Eigenvectors can be rescaled

If \(\mathbf{M}\) has eigenvector \(\vec{v}\) with corresponding eigenvalue \(\lambda\), then:

\[ \mathbf{M} \vec{v} = \lambda \vec{v} \]

For any scalar \(\alpha\), it follows that:

\[ \mathbf{M} (\alpha \vec{v}) = \lambda (\alpha \vec{v}) \]

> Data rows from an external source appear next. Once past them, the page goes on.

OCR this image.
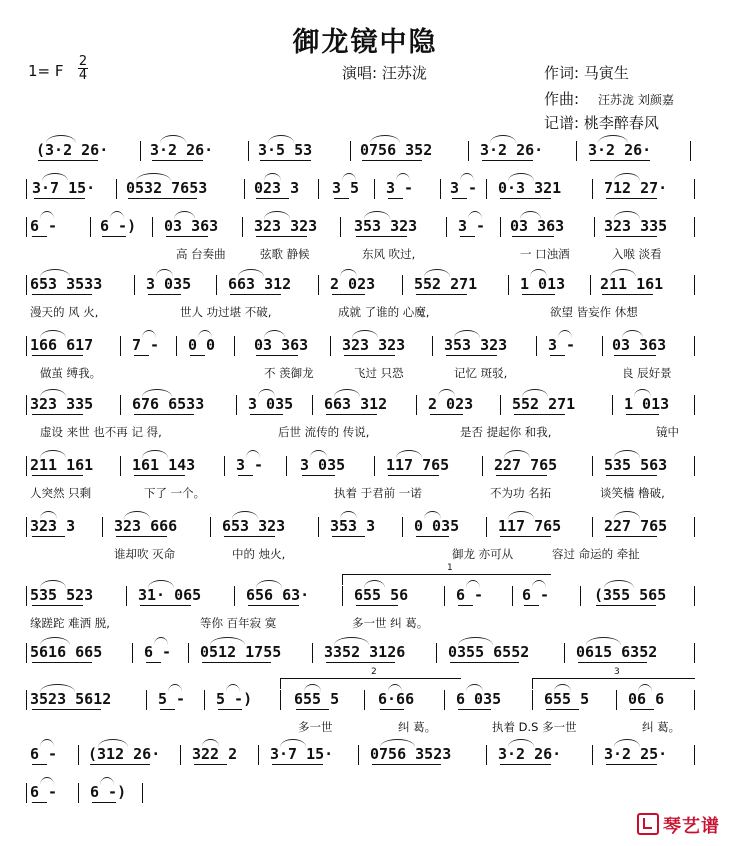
御龙镜中隐
1= F
2
4	演唱: 汪苏泷	作词: 马寅生
作曲: 汪苏泷 刘颜嘉
记谱: 桃李醉春风
(3·2 26·	3·2 26·	3·5 53	0756 352	3·2 26·	3·2 26·
3·7 15· 0532 7653	023 3 3 5 3 - 3 - 0·3 321	712 27·
6 -	6 -) 03 363 323 323 353 323	3 - 03 363	323 335
高 台奏曲	弦歌 静候	东风 吹过,	一 口浊酒	入喉 淡看
653 3533	3 035 663 312	2 023	552 271	1 013 211 161
漫天的 风 火,	世人 功过堪 不破,	成就 了谁的 心魔,	欲望 皆妄作 休想
166 617	7 - 0 0	03 363 323 323	353 323	3 - 03 363
做茧 缚我。	不 羡御龙	飞过 只恐	记忆 斑驳,	良 辰好景
323 335	676 6533	3 035 663 312	2 023	552 271	1 013
虚设 来世 也不再 记 得,	后世 流传的 传说,	是否 提起你 和我,	镜中
211 161	161 143	3 - 3 035	117 765	227 765	535 563
人突然 只剩	下了 一个。	执着 于君前 一诺	不为功 名拓	谈笑樯 橹破,
323 3	323 666	653 323	353 3	0 035	117 765	227 765
谁却吹 灭命	中的 烛火,	御龙 亦可从	容过 命运的 牵扯
535 523	31· 065	656 63·	655 56	6 -	6 -	(355 565
缘蹉跎 难洒 脱,	等你 百年寂 寞	多一世 纠 葛。
1
5616 665	6 - 0512 1755	3352 3126	0355 6552	0615 6352
3523 5612	5 - 5 -)	655 5	6·66	6 035	655 5	06 6
多一世	纠 葛。	执着 D.S 多一世	纠 葛。
2	3
6 - (312 26· 322 2 3·7 15· 0756 3523	3·2 26·	3·2 25·
6 - 6 -)
琴艺谱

Thus, eigenvectors can be rescaled (including having their signs all changed). For example, an algorithm might return an eigenvector with all negative entries, but we would consider this a "positive" eigenvector, because we can swap the signs.

The eigenvectors returned by an algorithm are likely L2-normed (i.e., the square root of the sum of squares of the entries sum to 1), to form an orthnormal basis. Because a stable distribution of infections should be a probability vector (i.e., entries sum to 1), you may need to rescale the eigenvector.

Real-valued vs. real-typed

An algorithm might return a eigenvalues or eigenvectors that are real-valued but have a complex type. Be sure to check for the value, not the type, of the dominant eigenvalue and eigenvector. For example:

>>> np.isreal(1+0j)
True
>>> np.isrealobj(1+0j)
False

Determining if a matrix is irreducible

An \(n \times n\) non-negative matrix \(\mathbf{R}\) is irreducible if all entries of the matrix

\[ (\mathbb{I} + \mathbf{R})^{n-1} \]

are positive, where \(\mathbb{I}\) is the identity matrix.

Determining if a matrix is diagonalizable

An \(n \times n\) matrix is diagonalizable if it has \(n\) distinct eigenvalues. This is easy to check during an eigen analysis.